The effect on SMEs is especially severe, mostly because of higher levels of vulnerability and lower resilience related to their size. SMEs owners have experienced a significant decline in business activity and revenue due to restrictions arising from the pandemic, while most are struggling to stay afloat. The impact of the virus could have potential spill-overs into financial markets, with further reduced confidence and a reduction of credit. Under the current circumstances, about 33.9 per cent of SMEs are expected to remain open as businesses bear the brunt of Covid-19.

 

A survey by the United Nations Capital Development Fund (UNCDF), the International Chamber of Commerce (ICC) and several institutions show that 87.9 per cent of SMEs are operating on less than 75 per cent business capacity. The SME impact survey revealed that 37 per cent of SMEs have already laid-off staff due to a reduction in business operations. Two-thirds of micro and small firms reported that the crisis strongly affected their business operations, compared with about 40 per cent of large companies. One-fifth of SMEs reported that they risked shutting down permanently within three months.

 

SMEs owners were finding it difficult to cover rent and employee salaries, most noted that it was proving difficult to survive in these conditions. Kenya is among countries that have introduced measures for SMEs that include a Credit Guarantee scheme to enhance access to credit and reduction of value-added tax and corporate tax.
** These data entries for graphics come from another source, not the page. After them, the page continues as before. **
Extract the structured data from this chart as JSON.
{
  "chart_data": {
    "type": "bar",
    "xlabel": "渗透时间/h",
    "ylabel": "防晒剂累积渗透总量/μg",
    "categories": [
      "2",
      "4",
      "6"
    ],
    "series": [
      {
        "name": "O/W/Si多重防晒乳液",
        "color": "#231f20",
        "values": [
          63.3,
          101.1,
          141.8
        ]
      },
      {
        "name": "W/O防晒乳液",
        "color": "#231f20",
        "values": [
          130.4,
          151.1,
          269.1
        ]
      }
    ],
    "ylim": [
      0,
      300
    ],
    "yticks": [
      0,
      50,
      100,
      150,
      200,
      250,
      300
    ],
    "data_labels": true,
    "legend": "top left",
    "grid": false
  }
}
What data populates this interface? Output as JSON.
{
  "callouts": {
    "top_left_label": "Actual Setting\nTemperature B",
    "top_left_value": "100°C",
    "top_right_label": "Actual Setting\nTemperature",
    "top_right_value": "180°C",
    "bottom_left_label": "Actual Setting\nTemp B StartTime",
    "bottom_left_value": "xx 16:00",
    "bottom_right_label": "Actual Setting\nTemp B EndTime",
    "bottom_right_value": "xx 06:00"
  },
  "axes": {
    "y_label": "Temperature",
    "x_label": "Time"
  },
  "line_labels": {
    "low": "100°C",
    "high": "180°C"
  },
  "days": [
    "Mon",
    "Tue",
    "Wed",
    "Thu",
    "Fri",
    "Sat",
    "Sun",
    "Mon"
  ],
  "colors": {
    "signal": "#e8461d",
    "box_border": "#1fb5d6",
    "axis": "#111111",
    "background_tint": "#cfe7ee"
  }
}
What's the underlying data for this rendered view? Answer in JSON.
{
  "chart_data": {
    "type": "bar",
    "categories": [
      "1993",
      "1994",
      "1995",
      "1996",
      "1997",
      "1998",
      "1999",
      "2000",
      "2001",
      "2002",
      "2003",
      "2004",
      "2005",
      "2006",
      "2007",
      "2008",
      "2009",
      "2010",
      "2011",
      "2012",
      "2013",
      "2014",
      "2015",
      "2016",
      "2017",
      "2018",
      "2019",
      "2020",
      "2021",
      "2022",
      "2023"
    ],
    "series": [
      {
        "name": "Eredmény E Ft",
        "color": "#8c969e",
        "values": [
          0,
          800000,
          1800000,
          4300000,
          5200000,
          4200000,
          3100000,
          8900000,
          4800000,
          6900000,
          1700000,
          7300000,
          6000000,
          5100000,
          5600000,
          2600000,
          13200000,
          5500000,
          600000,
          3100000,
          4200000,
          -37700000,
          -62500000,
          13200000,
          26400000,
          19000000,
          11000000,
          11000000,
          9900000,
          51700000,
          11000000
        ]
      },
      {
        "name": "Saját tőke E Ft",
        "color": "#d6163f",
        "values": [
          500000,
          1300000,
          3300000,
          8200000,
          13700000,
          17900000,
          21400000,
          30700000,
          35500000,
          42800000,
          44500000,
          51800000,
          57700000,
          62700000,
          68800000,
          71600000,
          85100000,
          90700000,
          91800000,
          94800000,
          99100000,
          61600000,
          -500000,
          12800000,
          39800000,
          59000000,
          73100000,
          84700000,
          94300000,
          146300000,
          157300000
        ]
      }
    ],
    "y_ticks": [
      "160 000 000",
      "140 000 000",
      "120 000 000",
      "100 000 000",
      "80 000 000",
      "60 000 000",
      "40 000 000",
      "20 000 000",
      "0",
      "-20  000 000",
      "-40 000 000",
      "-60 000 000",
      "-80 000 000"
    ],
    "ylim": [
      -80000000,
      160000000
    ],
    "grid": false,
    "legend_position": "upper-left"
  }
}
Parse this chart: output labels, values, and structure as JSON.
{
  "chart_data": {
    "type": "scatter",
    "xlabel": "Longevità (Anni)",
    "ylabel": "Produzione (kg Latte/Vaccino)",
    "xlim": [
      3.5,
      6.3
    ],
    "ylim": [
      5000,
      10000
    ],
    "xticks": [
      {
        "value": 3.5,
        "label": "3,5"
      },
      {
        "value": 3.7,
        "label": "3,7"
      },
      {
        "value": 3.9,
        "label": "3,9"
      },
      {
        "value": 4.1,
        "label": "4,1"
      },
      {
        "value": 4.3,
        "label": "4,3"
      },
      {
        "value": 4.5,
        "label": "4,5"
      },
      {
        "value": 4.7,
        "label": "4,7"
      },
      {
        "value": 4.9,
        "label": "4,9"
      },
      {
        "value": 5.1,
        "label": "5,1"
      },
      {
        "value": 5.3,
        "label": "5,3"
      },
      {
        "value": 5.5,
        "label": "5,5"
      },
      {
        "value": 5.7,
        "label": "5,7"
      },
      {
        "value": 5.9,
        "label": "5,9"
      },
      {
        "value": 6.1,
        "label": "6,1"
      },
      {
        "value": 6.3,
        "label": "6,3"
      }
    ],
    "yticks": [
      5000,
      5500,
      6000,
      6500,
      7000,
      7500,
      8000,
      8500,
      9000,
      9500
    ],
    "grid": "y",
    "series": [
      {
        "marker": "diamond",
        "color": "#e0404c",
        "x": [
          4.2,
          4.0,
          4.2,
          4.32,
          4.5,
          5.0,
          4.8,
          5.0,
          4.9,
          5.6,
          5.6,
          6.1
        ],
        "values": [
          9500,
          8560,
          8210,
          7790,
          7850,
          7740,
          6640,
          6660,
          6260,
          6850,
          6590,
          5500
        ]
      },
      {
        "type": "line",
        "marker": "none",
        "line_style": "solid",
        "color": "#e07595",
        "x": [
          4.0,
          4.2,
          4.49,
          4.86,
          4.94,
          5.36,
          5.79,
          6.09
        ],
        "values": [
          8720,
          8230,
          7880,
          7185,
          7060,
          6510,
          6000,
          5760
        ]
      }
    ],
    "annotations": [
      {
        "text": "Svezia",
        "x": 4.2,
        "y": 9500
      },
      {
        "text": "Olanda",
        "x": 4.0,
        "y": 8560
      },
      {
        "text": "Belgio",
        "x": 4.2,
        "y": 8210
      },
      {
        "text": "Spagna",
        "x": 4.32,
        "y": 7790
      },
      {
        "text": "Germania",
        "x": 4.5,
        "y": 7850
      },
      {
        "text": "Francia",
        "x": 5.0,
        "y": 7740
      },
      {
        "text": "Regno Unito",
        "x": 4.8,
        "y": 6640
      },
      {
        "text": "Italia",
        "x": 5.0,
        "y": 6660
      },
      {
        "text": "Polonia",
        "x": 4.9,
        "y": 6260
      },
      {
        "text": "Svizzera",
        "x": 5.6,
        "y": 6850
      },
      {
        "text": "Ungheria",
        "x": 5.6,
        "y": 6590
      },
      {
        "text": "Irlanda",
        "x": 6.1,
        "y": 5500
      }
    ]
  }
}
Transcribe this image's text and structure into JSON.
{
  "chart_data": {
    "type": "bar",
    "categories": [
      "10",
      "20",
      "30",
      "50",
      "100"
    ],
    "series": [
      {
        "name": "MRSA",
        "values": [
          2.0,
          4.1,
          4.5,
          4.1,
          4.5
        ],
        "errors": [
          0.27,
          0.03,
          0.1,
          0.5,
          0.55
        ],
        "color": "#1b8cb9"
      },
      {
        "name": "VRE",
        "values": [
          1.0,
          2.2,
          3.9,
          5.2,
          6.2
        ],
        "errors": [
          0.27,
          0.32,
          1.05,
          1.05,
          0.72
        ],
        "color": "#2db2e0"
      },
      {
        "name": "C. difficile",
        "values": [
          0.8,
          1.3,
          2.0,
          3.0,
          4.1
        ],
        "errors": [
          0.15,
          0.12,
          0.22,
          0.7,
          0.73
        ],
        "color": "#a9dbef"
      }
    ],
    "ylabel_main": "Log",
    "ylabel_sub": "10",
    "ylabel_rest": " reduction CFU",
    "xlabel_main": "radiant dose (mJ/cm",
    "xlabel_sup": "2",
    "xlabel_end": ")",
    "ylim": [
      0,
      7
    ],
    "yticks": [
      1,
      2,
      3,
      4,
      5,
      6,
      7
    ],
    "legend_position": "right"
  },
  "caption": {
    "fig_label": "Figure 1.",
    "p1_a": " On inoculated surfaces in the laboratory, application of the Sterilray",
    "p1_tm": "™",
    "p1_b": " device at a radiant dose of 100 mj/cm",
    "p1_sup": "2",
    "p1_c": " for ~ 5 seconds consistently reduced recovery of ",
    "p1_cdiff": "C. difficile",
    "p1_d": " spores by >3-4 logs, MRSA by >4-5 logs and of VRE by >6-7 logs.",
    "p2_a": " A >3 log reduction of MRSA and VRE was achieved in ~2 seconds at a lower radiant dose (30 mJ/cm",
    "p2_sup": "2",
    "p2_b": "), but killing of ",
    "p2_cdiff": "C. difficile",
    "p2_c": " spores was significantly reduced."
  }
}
However, Businesses in Nairobi that are either slowing down or closing are finding it difficult to access government support. 

 

President Uhuru Kenyatta approved the establishment of a Credit Guarantee Scheme with an initial seed capital of Sh10 billion. The State’s contributions are expected to be followed by contributions from development finance institutions and participating commercial financial institutions, which are expected to boost the funding for the scheme to at least Sh100 billion. The Credit Guarantee Scheme is expected to be operationalized by the end of October. The Central Bank of Kenya also issued measures to assist SMEs in the country such as extensions in loan repayment periods.

 

Data compiled by Kenya Private Sector Alliance (Kepsa), indicated more than 5.9 million jobs had been affected since the first case of Covid-19 was reported in March 2022. The government has scrambled to alleviate the impact of Covid-19 on small businesses by introducing policies to help them cope with short-term financial risks and long-term business implications. The move is meant to help prevent bankruptcy, encourage investment, reduce lay-offs and assist the growth of the economy in the aftermath of the crisis.